The Israeli army issued an apology for the incident and promised to investigate.

RSF published its initial investigation findings on Sunday, revealing that the two strikes, separated by approximately thirty seconds, precisely hit the location where the journalists were stationed.

The first strike resulted in Abdallah's death, while Christina Assi, a correspondent from Agence France-Presse (AFP), suffered severe injuries. The second strike targeted a nearby Al Jazeera vehicle, causing injuries to additional colleagues.

After analyzing video footage and consulting with ballistic experts, RSF determined that both strikes originated from the east, in the direction of the Israeli border. This strongly suggests a deliberate act of precise targeting, RSF said.

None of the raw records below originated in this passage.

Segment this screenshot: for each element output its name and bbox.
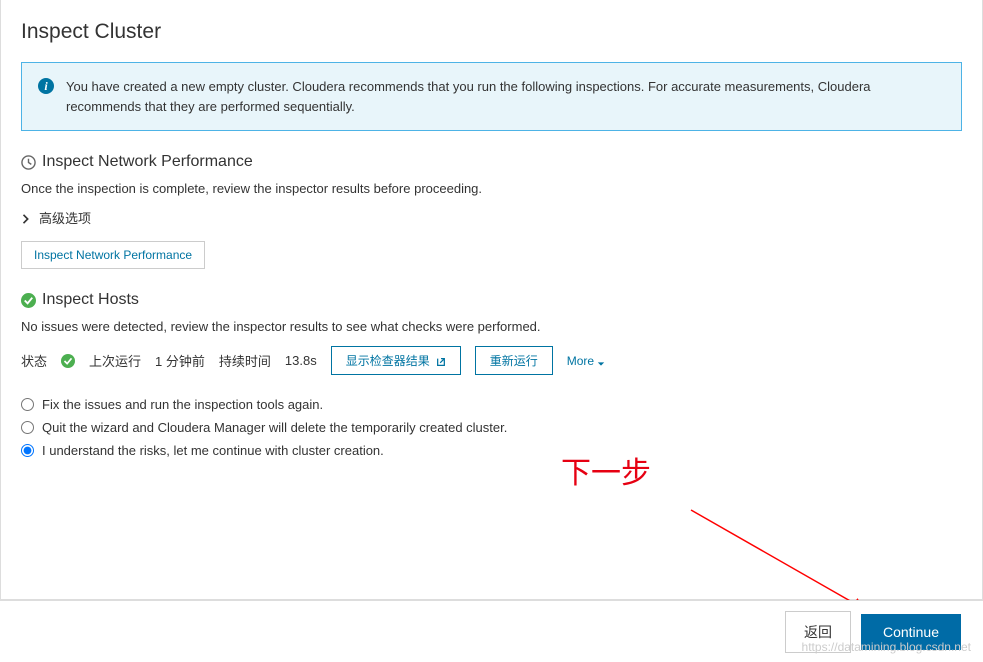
status-check-icon <box>61 354 75 368</box>
caret-down-icon <box>597 357 605 365</box>
option-label: Fix the issues and run the inspection to… <box>42 397 323 412</box>
radio-input[interactable] <box>21 444 34 457</box>
option-label: Quit the wizard and Cloudera Manager wil… <box>42 420 507 435</box>
option-continue-anyway[interactable]: I understand the risks, let me continue … <box>21 443 962 458</box>
external-link-icon <box>436 356 446 366</box>
network-description: Once the inspection is complete, review … <box>21 181 962 196</box>
more-dropdown[interactable]: More <box>567 354 605 368</box>
network-section-header: Inspect Network Performance <box>21 153 962 171</box>
hosts-description: No issues were detected, review the insp… <box>21 319 962 334</box>
clock-icon <box>21 155 36 170</box>
status-label: 状态 <box>21 351 47 370</box>
hosts-heading: Inspect Hosts <box>42 291 139 309</box>
option-label: I understand the risks, let me continue … <box>42 443 384 458</box>
status-row: 状态 上次运行 1 分钟前 持续时间 13.8s 显示检查器结果 重新运行 Mo… <box>21 346 962 375</box>
more-label: More <box>567 354 594 368</box>
last-run-value: 1 分钟前 <box>155 351 205 370</box>
radio-input[interactable] <box>21 421 34 434</box>
info-icon: i <box>38 78 54 94</box>
network-heading: Inspect Network Performance <box>42 153 253 171</box>
radio-input[interactable] <box>21 398 34 411</box>
advanced-options-toggle[interactable]: 高级选项 <box>21 208 962 227</box>
inspect-network-button[interactable]: Inspect Network Performance <box>21 241 205 269</box>
duration-label: 持续时间 <box>219 351 271 370</box>
show-results-label: 显示检查器结果 <box>346 352 430 369</box>
option-fix-issues[interactable]: Fix the issues and run the inspection to… <box>21 397 962 412</box>
chevron-right-icon <box>21 212 33 224</box>
watermark: https://datamining.blog.csdn.net <box>802 640 971 654</box>
options-radio-group: Fix the issues and run the inspection to… <box>21 397 962 458</box>
hosts-section-header: Inspect Hosts <box>21 291 962 309</box>
annotation-text: 下一步 <box>561 448 651 492</box>
advanced-label: 高级选项 <box>39 208 91 227</box>
info-banner: i You have created a new empty cluster. … <box>21 62 962 131</box>
duration-value: 13.8s <box>285 353 317 368</box>
show-results-button[interactable]: 显示检查器结果 <box>331 346 461 375</box>
option-quit-wizard[interactable]: Quit the wizard and Cloudera Manager wil… <box>21 420 962 435</box>
rerun-button[interactable]: 重新运行 <box>475 346 553 375</box>
page-title: Inspect Cluster <box>21 20 962 44</box>
main-content: Inspect Cluster i You have created a new… <box>0 0 983 600</box>
check-circle-icon <box>21 293 36 308</box>
banner-text: You have created a new empty cluster. Cl… <box>66 77 945 116</box>
last-run-label: 上次运行 <box>89 351 141 370</box>
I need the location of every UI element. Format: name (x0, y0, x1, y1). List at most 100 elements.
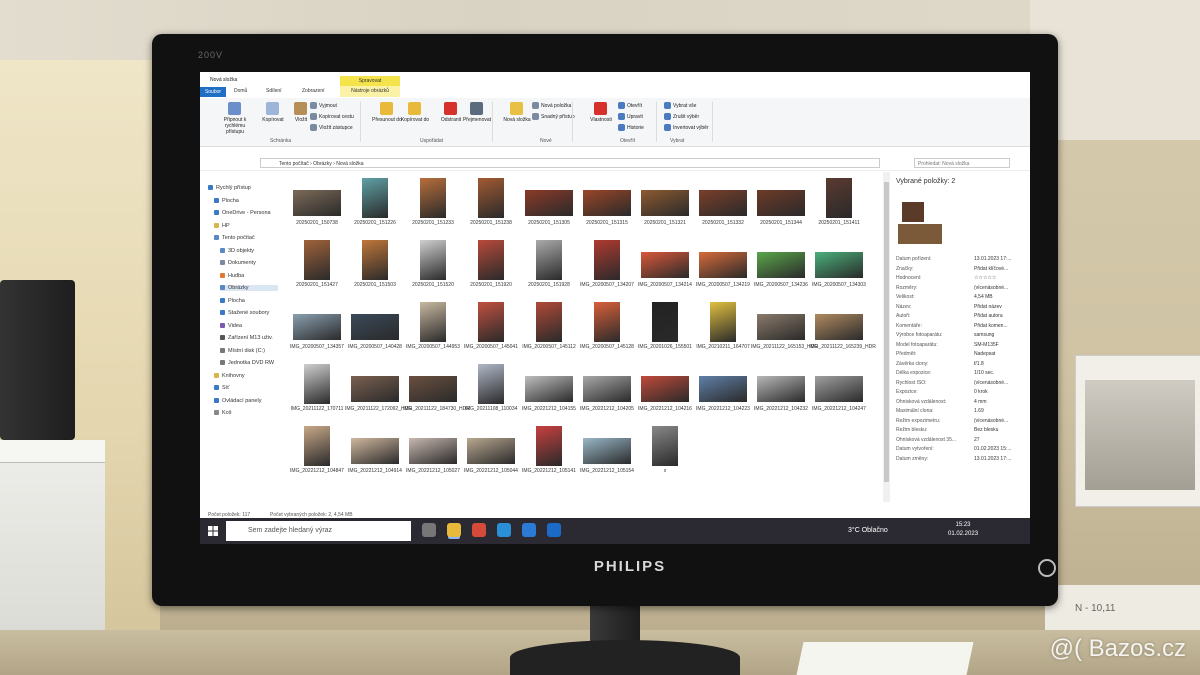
tab-view[interactable]: Zobrazení (302, 88, 325, 94)
details-value[interactable]: samsung (974, 332, 994, 338)
task-view-icon[interactable] (422, 523, 436, 537)
file-item[interactable]: IMG_20200507_134357 (290, 302, 344, 356)
file-item[interactable]: IMG_20200507_145041 (464, 302, 518, 356)
details-value[interactable]: (vícenásobné... (974, 285, 1008, 291)
nav-item[interactable]: Obrázky (220, 285, 279, 291)
file-item[interactable]: 20250201_151238 (464, 178, 518, 232)
file-item[interactable]: 20250201_151520 (406, 240, 460, 294)
file-item[interactable]: IMG_20200507_145112 (522, 302, 576, 356)
file-item[interactable]: 20250201_151928 (522, 240, 576, 294)
file-item[interactable]: IMG_20221212_104914 (348, 426, 402, 480)
details-value[interactable]: SM-M135F (974, 342, 999, 348)
details-value[interactable]: (vícenásobné... (974, 380, 1008, 386)
file-item[interactable]: IMG_20211122_170711 (290, 364, 344, 418)
details-value[interactable]: Přidat autora (974, 313, 1003, 319)
file-item[interactable]: IMG_20211122_165153_HDR (751, 302, 818, 356)
nav-item[interactable]: Zařízení M13 uživ. (220, 335, 273, 341)
file-item[interactable]: IMG_20221212_105154 (580, 426, 634, 480)
nav-item[interactable]: Videa (220, 323, 242, 329)
file-item[interactable]: IMG_20221212_104205 (580, 364, 634, 418)
taskbar-search[interactable]: Sem zadejte hledaný výraz (226, 521, 411, 541)
details-value[interactable]: 4,54 MB (974, 294, 993, 300)
details-value[interactable]: 1.69 (974, 408, 984, 414)
details-value[interactable]: f/1.8 (974, 361, 984, 367)
file-item[interactable]: IMG_20221212_104155 (522, 364, 576, 418)
file-item[interactable]: IMG_20211108_110034 (464, 364, 518, 418)
nav-item[interactable]: Koš (214, 410, 231, 416)
file-item[interactable]: x (638, 426, 692, 480)
nav-item[interactable]: 3D objekty (220, 248, 254, 254)
nav-item[interactable]: Dokumenty (220, 260, 256, 266)
nav-item[interactable]: Jednotka DVD RW (220, 360, 274, 366)
file-item[interactable]: 20250201_151305 (522, 178, 576, 232)
file-item[interactable]: 20250201_151344 (754, 178, 808, 232)
file-item[interactable]: IMG_20221212_105027 (406, 426, 460, 480)
file-explorer-icon[interactable] (447, 523, 461, 537)
weather-widget[interactable]: 3°C Oblačno (848, 527, 888, 534)
file-item[interactable]: IMG_20221212_104247 (812, 364, 866, 418)
file-item[interactable]: IMG_20200507_134303 (812, 240, 866, 294)
file-item[interactable]: 20250201_151332 (696, 178, 750, 232)
file-item[interactable]: IMG_20221212_104223 (696, 364, 750, 418)
nav-item[interactable]: Místní disk (C:) (220, 348, 265, 354)
nav-item[interactable]: Plocha (214, 198, 239, 204)
file-item[interactable]: IMG_20210211_164707 (696, 302, 750, 356)
file-item[interactable]: 20250201_151411 (812, 178, 866, 232)
file-item[interactable]: IMG_20211122_184730_HDR (403, 364, 470, 418)
details-value[interactable]: Přidat klíčové... (974, 266, 1008, 272)
details-value[interactable]: 27 (974, 437, 980, 443)
search-input[interactable]: Prohledat: Nová složka (914, 158, 1010, 168)
nav-item[interactable]: Tento počítač (214, 235, 255, 241)
nav-item[interactable]: Síť (214, 385, 229, 391)
file-item[interactable]: IMG_20200507_145128 (580, 302, 634, 356)
file-item[interactable]: IMG_20211122_172092_HDR (345, 364, 412, 418)
nav-item[interactable]: OneDrive - Persona (214, 210, 271, 216)
file-item[interactable]: 20250201_150738 (290, 178, 344, 232)
tab-file[interactable]: Soubor (200, 87, 226, 97)
file-item[interactable]: IMG_20221212_104216 (638, 364, 692, 418)
file-item[interactable]: IMG_20221212_105044 (464, 426, 518, 480)
file-item[interactable]: 20250201_151315 (580, 178, 634, 232)
file-item[interactable]: IMG_20200507_134236 (754, 240, 808, 294)
file-item[interactable]: 20250201_151503 (348, 240, 402, 294)
tab-home[interactable]: Domů (234, 88, 247, 94)
file-item[interactable]: IMG_20200507_134219 (696, 240, 750, 294)
nav-item[interactable]: Hudba (220, 273, 244, 279)
file-item[interactable]: 20250201_151233 (406, 178, 460, 232)
details-value[interactable]: Přidat název (974, 304, 1002, 310)
tab-share[interactable]: Sdílení (266, 88, 282, 94)
file-item[interactable]: IMG_20221212_104232 (754, 364, 808, 418)
details-value[interactable]: 13.01.2023 17:... (974, 456, 1012, 462)
file-item[interactable]: IMG_20200507_140428 (348, 302, 402, 356)
file-item[interactable]: IMG_20201026_155501 (638, 302, 692, 356)
details-value[interactable]: Nadepsat (974, 351, 995, 357)
mail-icon[interactable] (522, 523, 536, 537)
file-item[interactable]: IMG_20211122_165239_HDR (809, 302, 876, 356)
address-bar[interactable]: Tento počítač › Obrázky › Nová složka (260, 158, 880, 168)
file-item[interactable]: IMG_20221212_104847 (290, 426, 344, 480)
file-item[interactable]: IMG_20221212_105141 (522, 426, 576, 480)
details-value[interactable]: 01.02.2023 15:... (974, 446, 1012, 452)
nav-item[interactable]: Plocha (220, 298, 245, 304)
nav-item[interactable]: Knihovny (214, 373, 245, 379)
tab-picture-tools[interactable]: Nástroje obrázků (340, 86, 400, 97)
details-value[interactable]: 1/10 sec. (974, 370, 994, 376)
details-value[interactable]: ☆☆☆☆☆ (974, 275, 996, 281)
scrollbar[interactable] (883, 172, 890, 502)
details-value[interactable]: Přidat komen... (974, 323, 1008, 329)
file-item[interactable]: IMG_20200507_134207 (580, 240, 634, 294)
details-value[interactable]: 13.01.2023 17:... (974, 256, 1012, 262)
details-value[interactable]: 4 mm (974, 399, 987, 405)
file-item[interactable]: 20250201_151321 (638, 178, 692, 232)
file-item[interactable]: IMG_20200507_144953 (406, 302, 460, 356)
nav-item[interactable]: HP (214, 223, 230, 229)
file-item[interactable]: 20250201_151427 (290, 240, 344, 294)
chrome-icon[interactable] (472, 523, 486, 537)
details-value[interactable]: Bez blesku (974, 427, 998, 433)
nav-item[interactable]: Ovládací panely (214, 398, 261, 404)
nav-item[interactable]: Stažené soubory (220, 310, 269, 316)
file-item[interactable]: 20250201_151226 (348, 178, 402, 232)
clock[interactable]: 15:23 01.02.2023 (948, 521, 978, 539)
file-item[interactable]: 20250201_151920 (464, 240, 518, 294)
edge-icon[interactable] (497, 523, 511, 537)
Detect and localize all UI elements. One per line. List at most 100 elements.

The second strike, according to RSF's ballistic experts, was more powerful than the first, causing significant damage to the Al Jazeera vehicle and injuring journalists Carmen Joukhadar, Elie Brakhya, and AFP's Dylan Collins. The force of the explosion was powerful enough to rotate the vehicle approximately 90 degrees from its original position.

RSF's investigation also revealed that the journalists had been clearly visible on a hill for over an hour, wearing recognizable press clothing, including helmets and bulletproof vests labeled as "press."

Furthermore, RSF's investigation uncovered a prior attack on Al Jazeera journalists in the village of Dhayra, in southern Lebanon, just five days earlier. Witnesses reported an Israeli helicopter passing over them before a missile struck their vehicle, which, like the one targeted on October 13, also displayed the word "press."